Mark Leonard ist Direktor des European Council on Foreign Relations und Autor von „The Age of Unpeace“.

Die Staats- und Regierungschefs der EU werden sich morgen in Granada zu einer informellen Diskussion über die Zukunft der „strategischen Autonomie“ treffen.

Dieser Begriff tauchte erstmals nach der Wahl von Donald Trump zum Präsidenten der Vereinigten Staaten auf und wird seitdem am engsten mit dem französischen Präsidenten Emmanuel Macron in Verbindung gebracht, der dazu aufrief, dass Europa weniger abhängig von der amerikanischen Hard Power werden solle.

Angesichts der Tatsache, dass das Gespenst Trumps bei den US-Präsidentschaftswahlen im nächsten Jahr im Umlauf ist, ist eine solche Diskussion mehr als gerechtfertigt. Aber strategische Autonomie ist ein grundsätzlich unzureichender Rahmen, um darüber nachzudenken, wie Europa in die heutige globale Ordnung passt.

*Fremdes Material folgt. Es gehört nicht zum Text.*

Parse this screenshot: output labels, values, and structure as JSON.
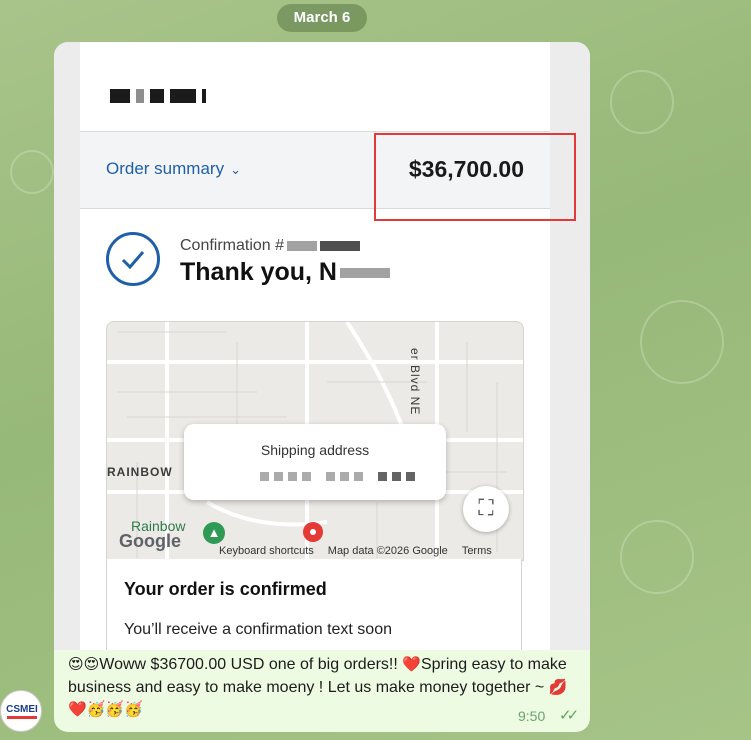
{
  "chat": {
    "date_pill": "March 6",
    "message_text_1": "Woww $36700.00 USD one of big orders!! ",
    "message_text_2": "Spring easy to make business and easy to make moeny ! Let us make money together ~",
    "emoji_lead": "😍😍",
    "emoji_heart": "❤️",
    "emoji_tail": "💋❤️🥳🥳🥳",
    "time": "9:50",
    "status_icon": "double-check-icon",
    "avatar_text": "CSMEI",
    "accent_color": "#5aa75a"
  },
  "screenshot": {
    "summary_label": "Order summary",
    "chevron": "⌄",
    "total_price": "$36,700.00",
    "confirmation_label": "Confirmation #",
    "thank_you": "Thank you, N",
    "map": {
      "street_label_1": "RAINBOW",
      "street_label_2": "er Blvd NE",
      "park_label": "Rainbow",
      "shipping_title": "Shipping address",
      "google": "Google",
      "keyboard_shortcuts": "Keyboard shortcuts",
      "map_data": "Map data ©2026 Google",
      "terms": "Terms",
      "fullscreen_icon": "⛶"
    },
    "confirmed_title": "Your order is confirmed",
    "confirmed_sub": "You’ll receive a confirmation text soon",
    "brand_color": "#1f5fa8",
    "highlight_color": "#e23a3a"
  }
}
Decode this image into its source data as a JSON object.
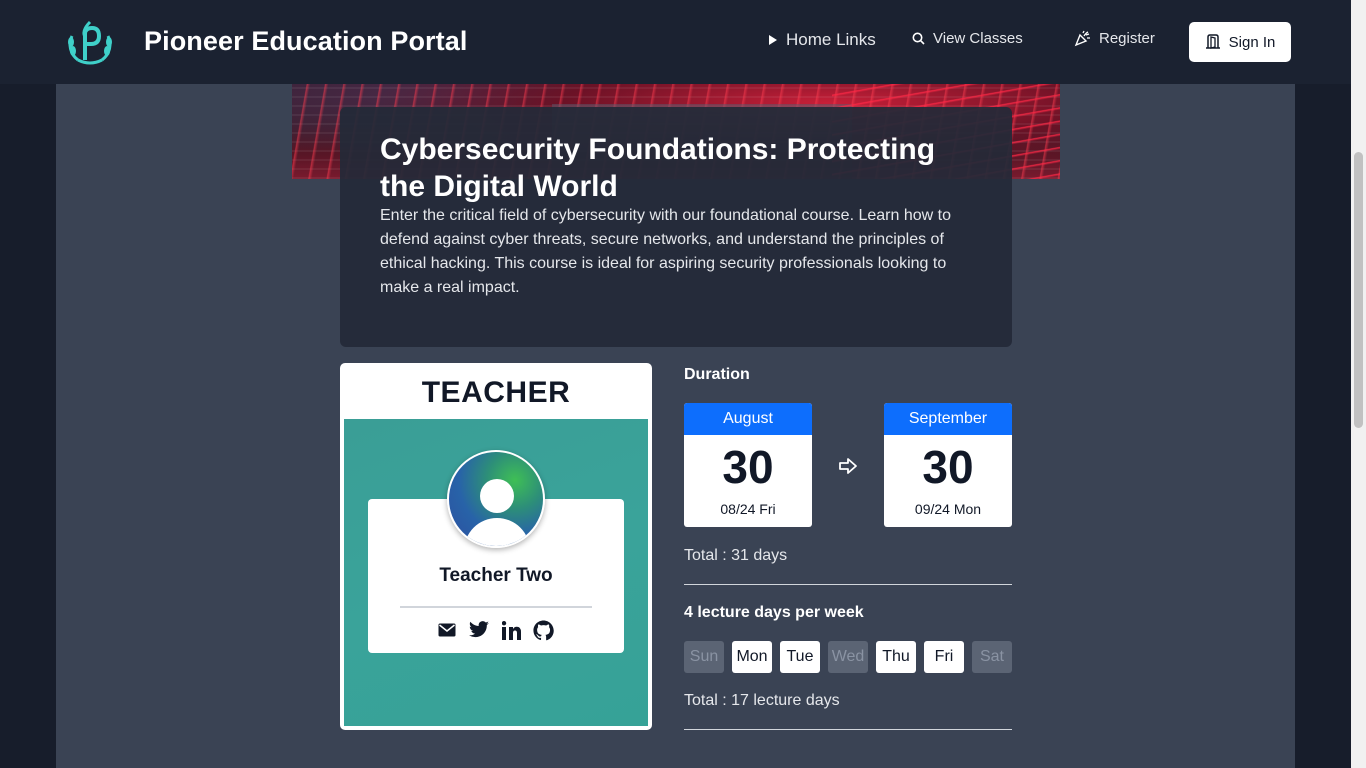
{
  "header": {
    "brand": "Pioneer Education Portal",
    "logo_icon": "laurel-p-logo-icon",
    "nav": {
      "home_links": "Home Links",
      "view_classes": "View Classes",
      "register": "Register",
      "sign_in": "Sign In"
    }
  },
  "course": {
    "title": "Cybersecurity Foundations: Protecting the Digital World",
    "description": "Enter the critical field of cybersecurity with our foundational course. Learn how to defend against cyber threats, secure networks, and understand the principles of ethical hacking. This course is ideal for aspiring security professionals looking to make a real impact."
  },
  "teacher": {
    "heading": "TEACHER",
    "name": "Teacher Two",
    "socials": [
      "mail-icon",
      "twitter-icon",
      "linkedin-icon",
      "github-icon"
    ]
  },
  "duration": {
    "label": "Duration",
    "start": {
      "month": "August",
      "day": "30",
      "sub": "08/24 Fri"
    },
    "end": {
      "month": "September",
      "day": "30",
      "sub": "09/24 Mon"
    },
    "total": "Total : 31 days"
  },
  "lectures": {
    "label": "4 lecture days per week",
    "days": [
      {
        "label": "Sun",
        "active": false
      },
      {
        "label": "Mon",
        "active": true
      },
      {
        "label": "Tue",
        "active": true
      },
      {
        "label": "Wed",
        "active": false
      },
      {
        "label": "Thu",
        "active": true
      },
      {
        "label": "Fri",
        "active": true
      },
      {
        "label": "Sat",
        "active": false
      }
    ],
    "total": "Total : 17 lecture days"
  },
  "colors": {
    "accent": "#0d6efd",
    "teal": "#3aa39a",
    "nav_bg": "#1b2231",
    "page_bg": "#3a4354"
  }
}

Die Welt verändert sich – und das nicht zu Gunsten Europas.

Die Regierungen des Kontinents kämpfen derzeit darum, sich zu positionieren. Einerseits hat der wachsende geopolitische Wettbewerb zwischen den USA und China viele zu der Vorstellung inspiriert, dass ein neuer Kalter Krieg bald die entstehende Weltordnung in zwei ideologisch definierte Blöcke strukturieren wird. Und in einer solchen Welt, so argumentieren sie, sei es für Europa sinnvoll, sich in einem Anti-China-Block vollständig mit den USA zu verbünden.

Aber wenn man sich die selbstbewusste Art und Weise ansieht, mit der sich Mittelmächte wie die Türkei, Indien, Brasilien, Südafrika, Saudi-Arabien und Israel auf der Weltbühne verhalten, kann man erkennen, dass die Regierungen, die die Mehrheit der Weltbevölkerung repräsentieren, diese binäre Spaltung ablehnen. Und – angesichts der Möglichkeit, dass uns alle eine weitere Trump-Präsidentschaft verfolgt – können wir nicht erwarten, dass die Interessen Amerikas immer perfekt mit denen Europas übereinstimmen.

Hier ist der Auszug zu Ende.